Heuschnupfen in Deutschland: Pollenflug und Tipps für Allergiker

Mit dem Beginn der Pollensaison leiden viele Menschen wieder unter Heuschnupfen-Beschwerden wie tränenden Augen und laufender Nase.
Foto: Pixabay
von Redaktion Kinzig News


Samstag, 30.05.2026

Juckende Augen, eine laufende Nase, Husten und anhaltende Abgeschlagenheit: Mit dem Beginn der Pollensaison nehmen die Beschwerden bei Allergikern wieder zu. Teilweise sind bestimmte Pflanzen laut Fachinformationen bereits seit Januar aktiv.

Nach Angaben des Deutscher Allergie- und Asthmabund e.V. (DAAB) leiden rund 16 Prozent der Bevölkerung in Deutschland unter einer Pollenallergie.

Symptome und Diagnose

Typische Anzeichen eines Heuschnupfens sind tränende Augen, Niesreiz, Husten und eine laufende Nase. Ob tatsächlich eine Pollenallergie vorliegt, kann laut Fachleuten nur medizinisch abgeklärt werden.

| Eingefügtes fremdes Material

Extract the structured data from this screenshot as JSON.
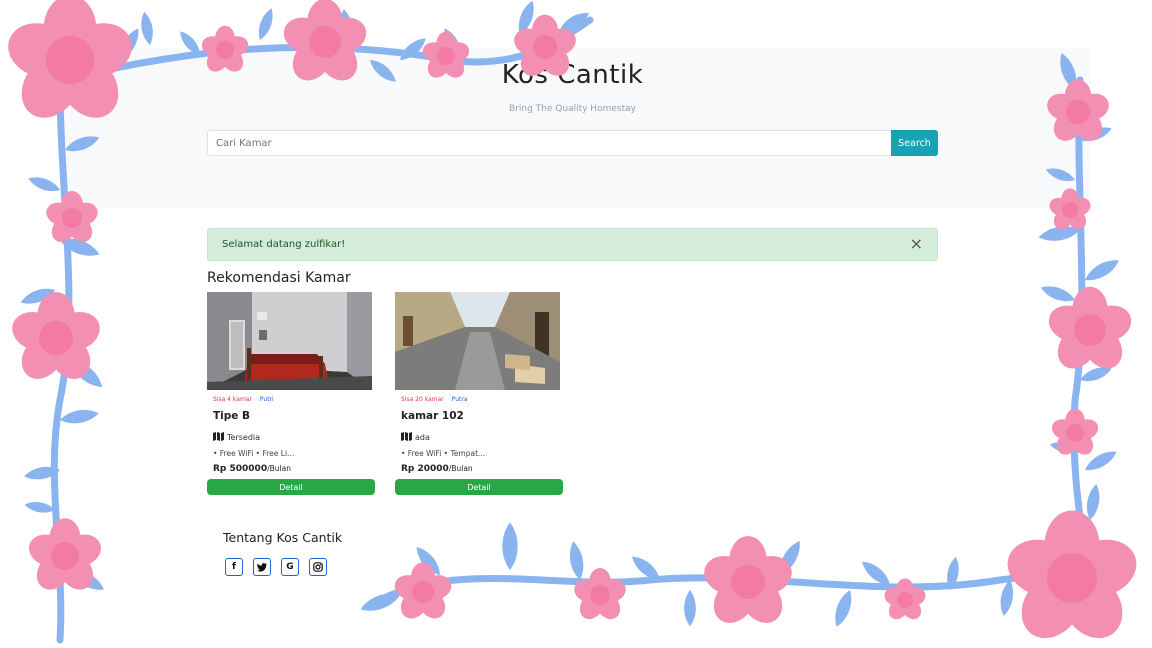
{
  "header": {
    "title": "Kos Cantik",
    "tagline": "Bring The Quality Homestay"
  },
  "search": {
    "placeholder": "Cari Kamar",
    "button_label": "Search"
  },
  "alert": {
    "message": "Selamat datang zulfikar!",
    "close_symbol": "×"
  },
  "section": {
    "title": "Rekomendasi Kamar"
  },
  "rooms": [
    {
      "stock": "Sisa 4 kamar",
      "gender": "Putri",
      "name": "Tipe B",
      "address": "Tersedia",
      "features": "• Free WiFi • Free Li...",
      "price": "Rp 500000",
      "unit": "/Bulan",
      "button": "Detail"
    },
    {
      "stock": "Sisa 20 kamar",
      "gender": "Putra",
      "name": "kamar 102",
      "address": "ada",
      "features": "• Free WiFi • Tempat...",
      "price": "Rp 20000",
      "unit": "/Bulan",
      "button": "Detail"
    }
  ],
  "footer": {
    "title": "Tentang Kos Cantik",
    "social": [
      "facebook-icon",
      "twitter-icon",
      "google-icon",
      "instagram-icon"
    ]
  },
  "colors": {
    "search_button": "#17a2b8",
    "detail_button": "#28a745",
    "alert_bg": "#d4edda",
    "stock_badge": "#e53935",
    "gender_badge": "#1e63d6",
    "frame_leaf": "#8ab4f0",
    "frame_flower": "#f38fb3"
  }
}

In der Regel erfolgt die Diagnose beim Allergologen über Haut- und Bluttests. Dabei wird festgestellt, auf welche Pollenarten Betroffene reagieren. Häufig liegt eine sogenannte Polyallergie vor, bei der mehrere Pollenarten zu unterschiedlichen Jahreszeiten Beschwerden auslösen.

Warum Allergien auch später entstehen können

Allergien können sich laut medizinischer Einschätzung auch erst im Laufe des Lebens entwickeln. Das Immunsystem beginnt in manchen Fällen später, auf eigentlich harmlose Stoffe überzureagieren.

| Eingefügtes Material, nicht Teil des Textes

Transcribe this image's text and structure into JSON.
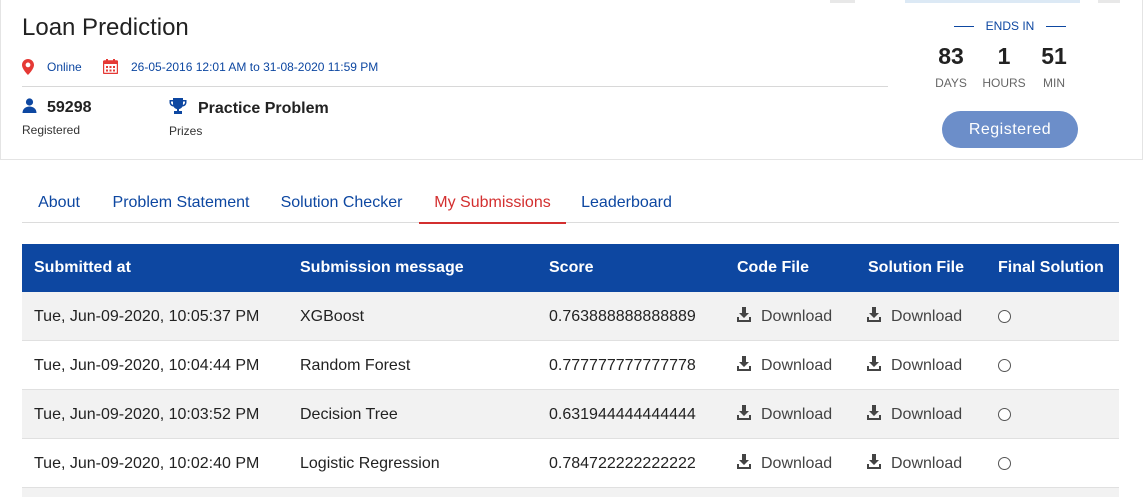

Die Pollensaison beginnt bereits im Winter. Erste Auslöser sind unter anderem Erle und Hasel. Im Verlauf des Frühjahrs folgen weitere Pflanzenarten wie Ulme und Weide. Im späteren Verlauf der Saison kommen unter anderem Birke, Eiche und Esche hinzu. Je nach Pollenart reicht die Belastung bis in den Sommer hinein. Welche Pflanzen wann besonders aktiv sind, hängt stark von Wetter und Region ab.